Settling property disputes in Washington State
When fences get in the way
on December 8, 2020
Updated on March 22, 2022
Good fences don’t always make for good neighbors. Just ask attorney Mary C. Anderson, who sees plenty of people who’ve become embroiled in backyard boundary disputes over fencing.
“It’s always the same issue: that your fence has encroached on my property,” says Anderson, who practices real estate—“pro- pro- pro-consumer”—as well as civil rights and personal injury law at Guidance to Justice Law Firm in Bothell, Washington. “We get calls that, hey, my neighbor put a fence up and I believe this person has encroached on our property. What can we do about that? Or: We got a survey done, and it appears this fence is located on my property. What can we do?”
Anderson says people get understandably emotional when it comes to protecting their property.
“Everyone does,” she says. “In their minds, they’re thinking, who’s this person encroaching on my property when I’m paying the property taxes on it?”
In Washington state, a doctrine called Adverse Possession clarifies who owns a piece of disputed property. It has several elements.
Open (and Notorious)
First, the claimant’s use of an area of property—whether fenced or not—must be “open and notorious.” “You have to send a message to the world that you’re claiming this property as your own,” Anderson says. “You begin to occupy a portion of your neighbor’s property, and you continue to mow it, and maybe you plant evergreen trees in that area, and your neighbor says nothing for 10 years. Nor do you ask permission from your neighbor to plant those evergreen trees.

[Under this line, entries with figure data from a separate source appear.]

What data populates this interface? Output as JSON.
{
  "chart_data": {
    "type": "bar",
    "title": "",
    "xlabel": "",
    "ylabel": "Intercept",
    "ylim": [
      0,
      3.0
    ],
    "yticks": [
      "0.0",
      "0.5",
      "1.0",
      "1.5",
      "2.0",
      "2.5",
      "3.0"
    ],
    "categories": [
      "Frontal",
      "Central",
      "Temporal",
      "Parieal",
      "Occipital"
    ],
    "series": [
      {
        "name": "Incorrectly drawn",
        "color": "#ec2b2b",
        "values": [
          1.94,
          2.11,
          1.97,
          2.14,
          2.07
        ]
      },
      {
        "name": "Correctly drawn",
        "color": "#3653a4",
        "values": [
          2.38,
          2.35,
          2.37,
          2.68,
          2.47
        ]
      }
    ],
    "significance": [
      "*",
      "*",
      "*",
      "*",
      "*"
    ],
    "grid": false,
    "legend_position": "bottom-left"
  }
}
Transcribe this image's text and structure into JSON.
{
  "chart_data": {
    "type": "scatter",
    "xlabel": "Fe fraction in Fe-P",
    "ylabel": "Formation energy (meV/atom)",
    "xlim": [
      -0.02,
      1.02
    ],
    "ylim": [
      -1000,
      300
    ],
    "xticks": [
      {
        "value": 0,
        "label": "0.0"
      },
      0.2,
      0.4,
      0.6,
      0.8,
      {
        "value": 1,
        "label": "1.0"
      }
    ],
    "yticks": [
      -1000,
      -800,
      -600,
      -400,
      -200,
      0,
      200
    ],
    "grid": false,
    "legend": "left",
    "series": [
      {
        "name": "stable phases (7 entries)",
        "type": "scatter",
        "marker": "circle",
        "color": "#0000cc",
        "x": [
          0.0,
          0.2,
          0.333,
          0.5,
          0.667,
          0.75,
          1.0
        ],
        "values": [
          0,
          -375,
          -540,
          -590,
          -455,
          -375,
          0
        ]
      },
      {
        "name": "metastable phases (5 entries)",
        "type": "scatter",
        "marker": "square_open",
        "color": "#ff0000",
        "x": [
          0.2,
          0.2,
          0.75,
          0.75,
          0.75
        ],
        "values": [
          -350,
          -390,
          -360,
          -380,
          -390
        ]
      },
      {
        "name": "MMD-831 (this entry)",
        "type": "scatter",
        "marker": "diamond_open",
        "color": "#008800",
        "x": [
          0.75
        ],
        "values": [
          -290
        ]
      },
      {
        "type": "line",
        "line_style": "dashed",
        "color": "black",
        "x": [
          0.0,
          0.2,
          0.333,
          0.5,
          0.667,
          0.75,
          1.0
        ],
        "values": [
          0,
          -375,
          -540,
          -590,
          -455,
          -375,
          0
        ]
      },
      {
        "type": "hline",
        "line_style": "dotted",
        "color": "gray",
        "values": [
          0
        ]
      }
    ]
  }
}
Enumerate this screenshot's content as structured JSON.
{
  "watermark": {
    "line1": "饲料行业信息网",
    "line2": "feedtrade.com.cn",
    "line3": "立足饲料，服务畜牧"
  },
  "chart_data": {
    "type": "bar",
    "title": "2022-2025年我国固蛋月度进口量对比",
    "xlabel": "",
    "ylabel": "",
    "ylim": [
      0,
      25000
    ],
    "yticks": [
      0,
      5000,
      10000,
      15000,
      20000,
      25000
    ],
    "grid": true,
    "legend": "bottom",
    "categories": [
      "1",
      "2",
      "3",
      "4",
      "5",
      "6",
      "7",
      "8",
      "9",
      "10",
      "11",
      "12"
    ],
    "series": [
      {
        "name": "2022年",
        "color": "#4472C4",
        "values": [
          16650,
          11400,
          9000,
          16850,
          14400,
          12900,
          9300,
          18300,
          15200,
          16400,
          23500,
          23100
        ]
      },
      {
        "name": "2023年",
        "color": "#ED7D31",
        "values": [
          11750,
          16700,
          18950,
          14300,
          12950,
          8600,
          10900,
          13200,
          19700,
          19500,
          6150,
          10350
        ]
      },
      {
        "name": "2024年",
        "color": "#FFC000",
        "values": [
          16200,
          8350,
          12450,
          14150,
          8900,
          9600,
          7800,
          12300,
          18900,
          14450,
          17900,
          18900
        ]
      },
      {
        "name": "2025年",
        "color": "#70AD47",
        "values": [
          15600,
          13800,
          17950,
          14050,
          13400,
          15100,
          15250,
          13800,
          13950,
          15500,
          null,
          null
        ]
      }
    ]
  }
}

You are sending a message to your neighbor and the world that this area is mine.”
The original property owner has 10 years to object to their neighbor’s use of that property. If the adverse possessor refuses to remove trees, fence, etc. that have been added without permission, the original owner has the right to remove them. “This neighbor knows it’s her property and she can’t let this neighbor continually use her property without objecting to it,” Anderson says. “She has 10 years.”
After that, according to Washington law, the original owners—or anyone they might have sold their home to after the 10-year period—no longer owns that land.
The second element simply means the neighbor using a piece of land originally owned by another neighbor did not specifically ask to do so.
“It doesn’t mean you have to be mean and have animosity with your neighbors; it just basically means without permission,” Anderson explains.
This refers to the fact that you have used the disputed area continuously for 10 years. Anderson gives an example of when this would not be met: “Let’s say you have a piece of property and you are attempting to adversely possess a strip of land, and you go away for five years and don’t really maintain that area, and then you come back and start maintaining that area. Well, guess what? You haven’t continuously used it for 10 years, so now the clock restarts.”
The land must be used only by the adverse possessor, not the original owner, for 10 years, per property law.
When to Consult an Attorney
The best advice, Anderson says, is to always have a survey done before you buy property so that you know exactly where your property boundaries are. But if you haven’t done that and find yourself in a dispute over land, it’s time to get a survey.
And she strongly recommends trying to keep things out of Washington court, especially since property line disputes are handled in superior court, not the less expensive venue of small-claims court.
“It’s going to cost you a lot of money, headache, time and energy, which you should want to avoid because there’s a statute here in Washington state: The prevailing party on an adverse possession property dispute claim would be awarded attorneys’ fees,” Anderson advises. “So you want to be careful in bringing these types of cases into court.”
It’s time to see a lawyer, she says, “if the communication between you and a neighbor has broken down and there’s no other option but to enlist an attorney to be a mediator to see if we can resolve this without court intervention.”
If you find yourself in this situation, it’s a good idea to consult an experienced attorney. Look for one who represents consumers.
But the best option, Anderson says, is to have a conversation with your neighbor.
“Hopefully they can work it out, and I know it’s hard,” says Anderson. “A lot of these property disputes are based on principle, because these neighbors are just so fed up with each other. So they’re paying out all this money when it may be beneficial to both parties just to sit back and relax and see if we can have a calm discussion.”